Authors:
Ievgeniia A. Tiukova、Daniel Brunnsåker、Erik Y. Bjurström、Alexander H. Gower、Filip Kronström、Gabriel K. Reder、Ronald S. Reiserer、Konstantin Korovin、Larisa B. Soldatova、John P. Wikswo、Ross D. King
Paper:
https://arxiv.org/abs/2408.10689
Introduction
Background
The field of artificial intelligence (AI) has made significant strides in automating scientific research through the development of “Robot Scientists.” These systems autonomously generate hypotheses, design and conduct experiments, interpret results, and iterate the process. Previous iterations, such as ‘Adam’ and ‘Eve,’ have demonstrated the potential of AI in functional genomics and early-stage drug development, respectively. The latest advancement in this domain is the Genesis project, which aims to automate systems biology research, particularly focusing on eukaryotic cells like yeast (S. cerevisiae).
Problem Statement
Despite the advancements in high-throughput methods, the complexity of systems biology models, which involve thousands of interacting components, remains a significant challenge. Traditional human-based scientific methods struggle to keep up with the intricate and vast nature of these models. Genesis aims to address this by automating the entire research cycle, thereby increasing efficiency and reducing costs.
Related Work
Previous Robot Scientists
- Adam: The first Robot Scientist to autonomously discover novel scientific knowledge, focusing on the functional genomics of yeast.
- Eve: Designed for early-stage drug development, Eve’s AI-driven approach outperformed standard drug screening methods and made significant discoveries, such as identifying triclosan as an inhibitor for malaria-causing parasites.
Challenges in Systems Biology
Systems biology models are incredibly complex, involving thousands of genes, proteins, and small molecules. Traditional high-throughput methods are insufficient as they are not hypothesis-led. The complexity of these models makes them beyond human intuitive understanding, necessitating the use of AI tools for efficient model refinement and experiment generation.
Research Methodology
Genesis Architecture
Genesis is designed to automatically improve complex scientific models with thousands of interacting components.
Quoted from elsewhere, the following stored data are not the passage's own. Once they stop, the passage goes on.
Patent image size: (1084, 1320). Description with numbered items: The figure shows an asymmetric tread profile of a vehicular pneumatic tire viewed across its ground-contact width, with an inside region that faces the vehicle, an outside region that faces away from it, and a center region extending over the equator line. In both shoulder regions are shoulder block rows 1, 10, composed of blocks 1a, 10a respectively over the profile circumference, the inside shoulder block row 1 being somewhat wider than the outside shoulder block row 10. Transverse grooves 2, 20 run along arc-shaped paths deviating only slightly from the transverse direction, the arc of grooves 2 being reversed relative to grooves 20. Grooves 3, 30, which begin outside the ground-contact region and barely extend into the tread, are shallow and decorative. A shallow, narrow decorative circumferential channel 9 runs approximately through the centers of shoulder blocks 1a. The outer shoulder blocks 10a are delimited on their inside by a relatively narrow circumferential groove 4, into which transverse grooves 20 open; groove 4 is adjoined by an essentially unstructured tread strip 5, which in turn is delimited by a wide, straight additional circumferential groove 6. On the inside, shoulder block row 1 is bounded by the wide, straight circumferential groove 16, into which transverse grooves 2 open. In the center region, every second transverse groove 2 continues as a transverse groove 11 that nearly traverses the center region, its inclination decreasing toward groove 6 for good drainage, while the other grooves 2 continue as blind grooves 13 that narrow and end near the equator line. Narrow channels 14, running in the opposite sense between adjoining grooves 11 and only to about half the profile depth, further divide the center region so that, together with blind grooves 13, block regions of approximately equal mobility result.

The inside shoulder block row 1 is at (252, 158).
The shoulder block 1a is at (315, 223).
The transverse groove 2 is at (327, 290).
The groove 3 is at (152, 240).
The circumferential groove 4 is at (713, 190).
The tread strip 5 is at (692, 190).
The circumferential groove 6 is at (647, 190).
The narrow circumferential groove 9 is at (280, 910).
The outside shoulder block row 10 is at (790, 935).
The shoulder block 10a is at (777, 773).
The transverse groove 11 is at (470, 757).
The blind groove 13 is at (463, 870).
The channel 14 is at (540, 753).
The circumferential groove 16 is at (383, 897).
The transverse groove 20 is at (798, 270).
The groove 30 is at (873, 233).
The system aims to execute up to one thousand hypothesis-led closed-loop cycles of experiments per day. Each cycle involves hypothesis formation, experiment planning, laboratory execution, and results interpretation.
Core Components
- Hardware: The system includes one thousand computer-controlled µ-bioreactors, capable of running in batch, fed batch, or continuous mode.
- Mass Spectrometry: Integration of high-throughput mass spectrometry (IM-MS) for detailed metabolic and transcriptomic analysis.
- Ontologies and Databases: Development of Genesis-DB and RIMBO for structured data storage and model revisions.
- Bioinformatics: Utilization of relational learning and inductive logic programming for model improvement.
Experimental Design
Hardware Setup
The hardware setup includes a micro-fluidic system with one thousand µ-bioreactors, arranged in groups of 48. Each bioreactor can be configured in real-time to explore a wide range of biological conditions. The observables from these experiments include growth rate, metabolic analysis, and comprehensive gene expression levels.
Mass Spectrometry Integration
The mass spectrometry platform, integrated with laboratory automation, enables up to 10,000 measurements a day. The AutonoMS system automates the running, processing, and analysis of high-throughput mass spectrometry experiments.
Ontologies and Databases
Genesis-DB supports the research lifecycle by modeling yeast gene regulation and guiding future hypotheses. RIMBO records and describes iterative improvements to models, enabling systematic model revisions.
Bioinformatics Studies
Two bioinformatics studies were conducted to demonstrate the utility of the ontologies and databases. The first study used untargeted metabolomics for functional discovery, while the second focused on proteomics to predict protein abundances.
Results and Analysis
Genesis Hardware
The initial 12 µ-bioreactor system has been successfully implemented, with plans to scale up to 48 units. The flexibility of the µ-bioreactors allows for a wide range of experiments, providing highly informative observables.
Mass Spectrometry
The integration of the Agilent RapidFire and 6560 IM-MS system has demonstrated a high rate of measurements, significantly enhancing the information constraints on modeling.
Ontologies and Databases
Genesis-DB and RIMBO have proven effective in supporting AI-driven discovery and systematic model revisions. The databases enable reasoning about past experiments and planning future ones.
Bioinformatics
The bioinformatics studies validated the use of untargeted metabolomics and proteomics for functional discovery and protein abundance prediction. The relational learning approach provided explainable predictive relationships between protein abundances, function, and phenotype.
Overall Conclusion
The Genesis project represents a significant advancement in the automation of systems biology research. By integrating advanced hardware, mass spectrometry, ontologies, and bioinformatics, Genesis aims to revolutionize the efficiency and cost-effectiveness of scientific research. The project’s success will pave the way for more complex and comprehensive models, ultimately contributing to advancements in medicine, agriculture, and biotechnology.